Many of you would have seen this Project KONY come up in your social graphs. It seems to be everywhere and everyone seems to be talking about it.
The 30 minute video.
In short, a charity makes a video about a bad guy, posts it on youtube, asks for help to stop him. Sits back and makes millions!KONY 2012 is a film and campaign by Invisible Children that aims to make Joseph Kony famous, not to celebrate him, but to raise support for his arrest and set a precedent for international justice.
People are falling over themselves to send money, buy Kony bracklets/posters/T-shirts/other products and talk about it everywhere to spread the word. Nobody bothers to ask what the charity is doing with the money, check their accounts or even examine whether the charity is doing more harm than good (advocacy vs propaganda vs actual aid? What's the point of killing one bad guy? Is it worth $10M if someone else is just going to take his place tomorrow?)
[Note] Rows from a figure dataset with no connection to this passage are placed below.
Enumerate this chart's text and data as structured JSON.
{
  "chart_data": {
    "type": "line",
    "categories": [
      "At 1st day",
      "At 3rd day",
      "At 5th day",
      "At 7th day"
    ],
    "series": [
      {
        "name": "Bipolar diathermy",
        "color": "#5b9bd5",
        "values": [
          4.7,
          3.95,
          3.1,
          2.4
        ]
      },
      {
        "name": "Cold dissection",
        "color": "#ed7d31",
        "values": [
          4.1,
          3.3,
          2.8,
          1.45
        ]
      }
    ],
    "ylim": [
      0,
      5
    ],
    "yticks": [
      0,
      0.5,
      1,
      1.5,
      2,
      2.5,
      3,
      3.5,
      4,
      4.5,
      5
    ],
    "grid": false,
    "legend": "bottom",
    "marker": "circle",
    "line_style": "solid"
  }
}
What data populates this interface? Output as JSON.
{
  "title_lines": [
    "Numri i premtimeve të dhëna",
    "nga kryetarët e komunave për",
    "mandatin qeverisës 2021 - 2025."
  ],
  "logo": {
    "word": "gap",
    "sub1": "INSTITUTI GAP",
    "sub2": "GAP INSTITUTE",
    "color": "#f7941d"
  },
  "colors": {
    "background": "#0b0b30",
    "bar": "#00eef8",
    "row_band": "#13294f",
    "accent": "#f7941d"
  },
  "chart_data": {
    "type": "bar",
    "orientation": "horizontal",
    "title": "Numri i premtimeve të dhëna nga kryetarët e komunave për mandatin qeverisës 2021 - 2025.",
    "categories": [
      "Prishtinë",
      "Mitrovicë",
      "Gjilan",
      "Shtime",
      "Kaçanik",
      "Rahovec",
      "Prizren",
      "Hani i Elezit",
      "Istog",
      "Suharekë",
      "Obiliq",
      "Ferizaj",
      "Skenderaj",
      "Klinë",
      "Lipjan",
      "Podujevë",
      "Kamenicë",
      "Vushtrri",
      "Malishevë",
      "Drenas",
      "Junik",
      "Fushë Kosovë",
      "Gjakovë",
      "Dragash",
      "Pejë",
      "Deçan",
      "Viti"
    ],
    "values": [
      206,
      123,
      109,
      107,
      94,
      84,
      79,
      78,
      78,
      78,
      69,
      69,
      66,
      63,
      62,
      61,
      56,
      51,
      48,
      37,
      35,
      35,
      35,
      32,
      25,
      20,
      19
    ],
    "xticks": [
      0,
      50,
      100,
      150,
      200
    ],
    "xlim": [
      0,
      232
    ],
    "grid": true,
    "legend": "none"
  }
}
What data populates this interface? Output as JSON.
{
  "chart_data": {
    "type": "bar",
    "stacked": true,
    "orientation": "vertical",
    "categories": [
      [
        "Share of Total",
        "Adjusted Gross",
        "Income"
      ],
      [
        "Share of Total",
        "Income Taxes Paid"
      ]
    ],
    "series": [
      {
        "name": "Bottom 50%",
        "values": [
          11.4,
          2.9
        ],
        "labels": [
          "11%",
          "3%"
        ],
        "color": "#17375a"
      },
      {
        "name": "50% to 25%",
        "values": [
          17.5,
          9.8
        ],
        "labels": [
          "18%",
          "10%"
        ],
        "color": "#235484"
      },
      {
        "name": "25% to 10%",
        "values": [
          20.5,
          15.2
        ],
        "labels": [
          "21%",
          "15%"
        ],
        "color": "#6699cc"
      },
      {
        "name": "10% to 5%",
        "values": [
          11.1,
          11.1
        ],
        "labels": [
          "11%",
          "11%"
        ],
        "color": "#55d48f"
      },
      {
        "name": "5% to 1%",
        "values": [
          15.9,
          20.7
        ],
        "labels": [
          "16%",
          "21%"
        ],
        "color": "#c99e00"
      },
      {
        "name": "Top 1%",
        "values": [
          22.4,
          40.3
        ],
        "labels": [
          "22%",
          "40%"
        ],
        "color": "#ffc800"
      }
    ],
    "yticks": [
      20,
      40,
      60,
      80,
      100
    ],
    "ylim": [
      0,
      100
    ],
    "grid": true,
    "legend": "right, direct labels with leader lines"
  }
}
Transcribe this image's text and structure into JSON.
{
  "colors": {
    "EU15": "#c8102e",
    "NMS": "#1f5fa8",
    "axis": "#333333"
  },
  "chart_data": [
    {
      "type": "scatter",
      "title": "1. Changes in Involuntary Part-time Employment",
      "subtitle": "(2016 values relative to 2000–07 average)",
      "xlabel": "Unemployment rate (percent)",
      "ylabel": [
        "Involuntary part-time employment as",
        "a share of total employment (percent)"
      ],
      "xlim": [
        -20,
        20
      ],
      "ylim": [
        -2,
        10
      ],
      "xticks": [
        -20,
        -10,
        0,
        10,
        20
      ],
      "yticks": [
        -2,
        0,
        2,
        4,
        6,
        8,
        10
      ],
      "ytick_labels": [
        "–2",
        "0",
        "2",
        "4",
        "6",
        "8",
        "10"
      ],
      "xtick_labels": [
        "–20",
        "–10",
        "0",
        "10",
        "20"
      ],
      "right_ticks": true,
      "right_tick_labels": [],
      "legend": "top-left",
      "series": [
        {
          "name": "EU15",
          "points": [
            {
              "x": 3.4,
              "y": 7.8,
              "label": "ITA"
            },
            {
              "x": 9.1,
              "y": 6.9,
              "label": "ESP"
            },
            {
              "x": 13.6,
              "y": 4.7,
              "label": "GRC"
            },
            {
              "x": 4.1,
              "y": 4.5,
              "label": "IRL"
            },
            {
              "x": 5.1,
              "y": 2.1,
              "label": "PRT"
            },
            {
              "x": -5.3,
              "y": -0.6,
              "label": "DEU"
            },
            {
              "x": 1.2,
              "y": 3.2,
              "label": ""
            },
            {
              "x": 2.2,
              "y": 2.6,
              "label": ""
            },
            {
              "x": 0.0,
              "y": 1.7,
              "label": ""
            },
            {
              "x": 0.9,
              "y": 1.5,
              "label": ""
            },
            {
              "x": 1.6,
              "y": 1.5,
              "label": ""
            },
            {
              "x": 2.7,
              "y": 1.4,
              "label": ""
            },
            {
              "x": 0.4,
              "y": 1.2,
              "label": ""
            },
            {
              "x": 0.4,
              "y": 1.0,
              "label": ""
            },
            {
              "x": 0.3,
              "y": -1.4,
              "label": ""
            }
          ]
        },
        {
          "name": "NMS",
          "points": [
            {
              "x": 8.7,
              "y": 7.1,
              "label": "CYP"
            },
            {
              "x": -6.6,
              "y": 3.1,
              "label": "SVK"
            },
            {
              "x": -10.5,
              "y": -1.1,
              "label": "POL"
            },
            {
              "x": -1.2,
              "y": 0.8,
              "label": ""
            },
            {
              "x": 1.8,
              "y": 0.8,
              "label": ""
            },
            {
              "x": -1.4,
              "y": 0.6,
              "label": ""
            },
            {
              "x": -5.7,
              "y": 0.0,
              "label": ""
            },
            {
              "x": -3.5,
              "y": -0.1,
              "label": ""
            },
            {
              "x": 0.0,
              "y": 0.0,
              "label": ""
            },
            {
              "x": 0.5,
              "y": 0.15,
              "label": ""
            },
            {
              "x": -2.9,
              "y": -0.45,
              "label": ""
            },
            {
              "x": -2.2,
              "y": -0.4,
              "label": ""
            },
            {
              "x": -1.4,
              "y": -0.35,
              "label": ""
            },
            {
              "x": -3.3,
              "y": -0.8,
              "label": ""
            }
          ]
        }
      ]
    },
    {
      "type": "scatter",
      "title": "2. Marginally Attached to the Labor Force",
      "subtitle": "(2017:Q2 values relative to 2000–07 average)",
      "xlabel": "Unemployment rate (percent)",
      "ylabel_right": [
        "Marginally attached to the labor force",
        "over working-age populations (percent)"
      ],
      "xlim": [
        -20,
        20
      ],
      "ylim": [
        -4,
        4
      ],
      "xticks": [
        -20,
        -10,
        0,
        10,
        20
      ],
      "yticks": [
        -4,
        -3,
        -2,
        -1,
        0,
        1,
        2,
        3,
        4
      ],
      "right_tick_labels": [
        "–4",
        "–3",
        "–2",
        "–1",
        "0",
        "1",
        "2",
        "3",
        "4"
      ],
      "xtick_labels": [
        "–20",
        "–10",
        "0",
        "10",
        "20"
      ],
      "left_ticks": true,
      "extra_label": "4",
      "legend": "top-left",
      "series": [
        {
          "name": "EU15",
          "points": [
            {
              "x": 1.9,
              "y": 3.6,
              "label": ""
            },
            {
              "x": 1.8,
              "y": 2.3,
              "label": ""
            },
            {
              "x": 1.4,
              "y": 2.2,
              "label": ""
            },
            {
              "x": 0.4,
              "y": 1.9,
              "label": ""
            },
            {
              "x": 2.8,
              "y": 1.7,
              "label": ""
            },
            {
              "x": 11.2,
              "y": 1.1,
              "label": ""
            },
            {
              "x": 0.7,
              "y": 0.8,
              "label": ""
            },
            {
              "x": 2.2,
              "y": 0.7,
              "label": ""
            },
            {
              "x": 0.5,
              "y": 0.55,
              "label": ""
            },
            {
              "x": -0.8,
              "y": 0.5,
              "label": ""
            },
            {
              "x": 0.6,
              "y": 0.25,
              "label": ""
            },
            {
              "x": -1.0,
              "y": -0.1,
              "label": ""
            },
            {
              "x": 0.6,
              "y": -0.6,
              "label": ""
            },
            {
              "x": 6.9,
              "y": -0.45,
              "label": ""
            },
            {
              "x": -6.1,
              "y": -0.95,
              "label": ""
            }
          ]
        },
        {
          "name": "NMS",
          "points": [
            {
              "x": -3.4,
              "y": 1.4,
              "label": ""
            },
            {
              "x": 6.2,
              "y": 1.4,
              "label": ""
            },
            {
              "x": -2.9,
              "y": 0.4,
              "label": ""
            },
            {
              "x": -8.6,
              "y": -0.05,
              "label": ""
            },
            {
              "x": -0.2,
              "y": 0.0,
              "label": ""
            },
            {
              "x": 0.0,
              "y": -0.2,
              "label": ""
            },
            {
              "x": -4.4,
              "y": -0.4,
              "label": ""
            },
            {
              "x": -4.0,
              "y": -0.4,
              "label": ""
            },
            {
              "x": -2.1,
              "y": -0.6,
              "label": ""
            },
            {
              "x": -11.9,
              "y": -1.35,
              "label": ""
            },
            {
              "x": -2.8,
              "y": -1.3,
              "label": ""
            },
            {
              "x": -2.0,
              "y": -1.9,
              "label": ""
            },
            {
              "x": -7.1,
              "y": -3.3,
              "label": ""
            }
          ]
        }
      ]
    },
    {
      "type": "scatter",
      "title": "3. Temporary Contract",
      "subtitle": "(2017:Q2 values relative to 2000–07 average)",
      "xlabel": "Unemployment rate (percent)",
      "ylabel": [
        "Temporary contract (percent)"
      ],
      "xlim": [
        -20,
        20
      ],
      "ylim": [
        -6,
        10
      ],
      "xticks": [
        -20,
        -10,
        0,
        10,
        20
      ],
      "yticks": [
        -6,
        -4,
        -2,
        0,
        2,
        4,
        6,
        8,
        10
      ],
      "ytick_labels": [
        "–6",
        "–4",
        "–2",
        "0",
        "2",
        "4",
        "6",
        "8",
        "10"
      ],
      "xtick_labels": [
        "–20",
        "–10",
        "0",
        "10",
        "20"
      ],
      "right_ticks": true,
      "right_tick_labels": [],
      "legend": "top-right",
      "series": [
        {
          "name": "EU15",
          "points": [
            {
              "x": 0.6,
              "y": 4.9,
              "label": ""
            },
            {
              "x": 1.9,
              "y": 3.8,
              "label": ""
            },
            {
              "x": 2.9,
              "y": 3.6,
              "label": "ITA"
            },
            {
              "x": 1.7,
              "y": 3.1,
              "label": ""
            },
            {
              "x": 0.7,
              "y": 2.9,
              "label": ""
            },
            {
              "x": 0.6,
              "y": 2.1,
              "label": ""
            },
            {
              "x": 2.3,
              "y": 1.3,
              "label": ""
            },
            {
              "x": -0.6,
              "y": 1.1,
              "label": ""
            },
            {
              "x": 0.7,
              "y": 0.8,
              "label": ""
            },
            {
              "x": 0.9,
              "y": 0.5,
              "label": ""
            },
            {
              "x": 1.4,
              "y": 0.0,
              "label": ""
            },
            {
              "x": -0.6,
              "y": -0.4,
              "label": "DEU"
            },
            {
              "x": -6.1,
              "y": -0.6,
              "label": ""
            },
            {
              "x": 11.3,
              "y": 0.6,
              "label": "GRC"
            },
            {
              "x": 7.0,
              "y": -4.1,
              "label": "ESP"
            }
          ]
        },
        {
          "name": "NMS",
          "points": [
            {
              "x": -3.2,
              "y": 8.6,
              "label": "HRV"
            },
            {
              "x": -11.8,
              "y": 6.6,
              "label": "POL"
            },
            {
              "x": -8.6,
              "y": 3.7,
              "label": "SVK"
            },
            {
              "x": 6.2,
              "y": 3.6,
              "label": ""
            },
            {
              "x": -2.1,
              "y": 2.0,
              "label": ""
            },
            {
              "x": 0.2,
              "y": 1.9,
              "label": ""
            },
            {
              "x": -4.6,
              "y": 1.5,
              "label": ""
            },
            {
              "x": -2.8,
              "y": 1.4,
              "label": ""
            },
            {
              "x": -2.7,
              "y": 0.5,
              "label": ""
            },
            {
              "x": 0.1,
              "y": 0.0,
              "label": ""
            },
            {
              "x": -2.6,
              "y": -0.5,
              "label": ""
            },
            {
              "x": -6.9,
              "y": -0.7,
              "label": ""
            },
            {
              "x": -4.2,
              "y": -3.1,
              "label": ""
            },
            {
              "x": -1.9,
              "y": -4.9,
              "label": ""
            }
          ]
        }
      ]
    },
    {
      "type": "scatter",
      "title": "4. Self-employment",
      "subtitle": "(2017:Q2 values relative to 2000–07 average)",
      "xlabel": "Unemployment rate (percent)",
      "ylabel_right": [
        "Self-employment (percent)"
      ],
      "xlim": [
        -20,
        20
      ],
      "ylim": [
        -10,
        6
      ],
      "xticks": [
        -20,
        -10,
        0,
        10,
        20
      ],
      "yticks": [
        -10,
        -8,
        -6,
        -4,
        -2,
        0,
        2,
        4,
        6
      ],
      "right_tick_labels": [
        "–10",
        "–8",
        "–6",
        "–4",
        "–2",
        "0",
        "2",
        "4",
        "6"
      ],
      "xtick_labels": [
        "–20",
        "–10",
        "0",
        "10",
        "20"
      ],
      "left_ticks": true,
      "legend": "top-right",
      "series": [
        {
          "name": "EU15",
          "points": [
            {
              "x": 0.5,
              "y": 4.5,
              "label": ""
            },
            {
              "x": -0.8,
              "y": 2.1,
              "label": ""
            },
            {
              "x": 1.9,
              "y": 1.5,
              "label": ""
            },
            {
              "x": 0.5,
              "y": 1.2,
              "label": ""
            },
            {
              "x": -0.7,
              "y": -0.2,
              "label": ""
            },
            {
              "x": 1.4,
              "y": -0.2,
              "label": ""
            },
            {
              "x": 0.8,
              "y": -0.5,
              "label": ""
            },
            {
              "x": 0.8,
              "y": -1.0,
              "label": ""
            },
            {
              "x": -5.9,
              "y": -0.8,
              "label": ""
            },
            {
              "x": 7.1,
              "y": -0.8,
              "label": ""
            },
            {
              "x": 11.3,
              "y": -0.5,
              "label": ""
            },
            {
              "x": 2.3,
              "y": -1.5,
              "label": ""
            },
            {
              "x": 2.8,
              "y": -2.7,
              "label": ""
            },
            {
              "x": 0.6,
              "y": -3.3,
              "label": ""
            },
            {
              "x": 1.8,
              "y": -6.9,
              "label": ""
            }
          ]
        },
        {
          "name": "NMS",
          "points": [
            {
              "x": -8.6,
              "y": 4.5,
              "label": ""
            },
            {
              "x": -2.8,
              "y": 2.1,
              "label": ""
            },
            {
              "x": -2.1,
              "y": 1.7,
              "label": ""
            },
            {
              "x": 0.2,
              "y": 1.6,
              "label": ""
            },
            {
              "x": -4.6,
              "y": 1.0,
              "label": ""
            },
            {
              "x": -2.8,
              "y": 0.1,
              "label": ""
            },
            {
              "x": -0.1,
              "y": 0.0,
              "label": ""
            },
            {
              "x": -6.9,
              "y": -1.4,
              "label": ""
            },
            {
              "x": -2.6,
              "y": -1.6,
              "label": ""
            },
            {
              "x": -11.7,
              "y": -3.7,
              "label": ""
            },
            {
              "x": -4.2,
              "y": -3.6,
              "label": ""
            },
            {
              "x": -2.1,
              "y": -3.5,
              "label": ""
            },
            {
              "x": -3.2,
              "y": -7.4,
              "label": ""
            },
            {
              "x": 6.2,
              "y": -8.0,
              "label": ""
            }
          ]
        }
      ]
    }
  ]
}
The public are simply handing over the money in their rush to be "caring and compassionate" ...or to be seen as such. And those who can't afford those two calls to action at the end of the video to buy, buy, buy and to sign up for a regular monthly payment, are going for the cheapo modern method of demonstrating compassion by "sharing" the video i.e. "marketing" it to their friends
In all that commercial activity there are private companies making a killing too by riding on this wave, some very legitimately.
What makes a project like this take off the way it has? What's the X-factor here (apart from the obvious tug at the heartstrings)? Can we even distill such DNA to use in our own marketing?
And how can our commercial companies legitimately ride on such waves?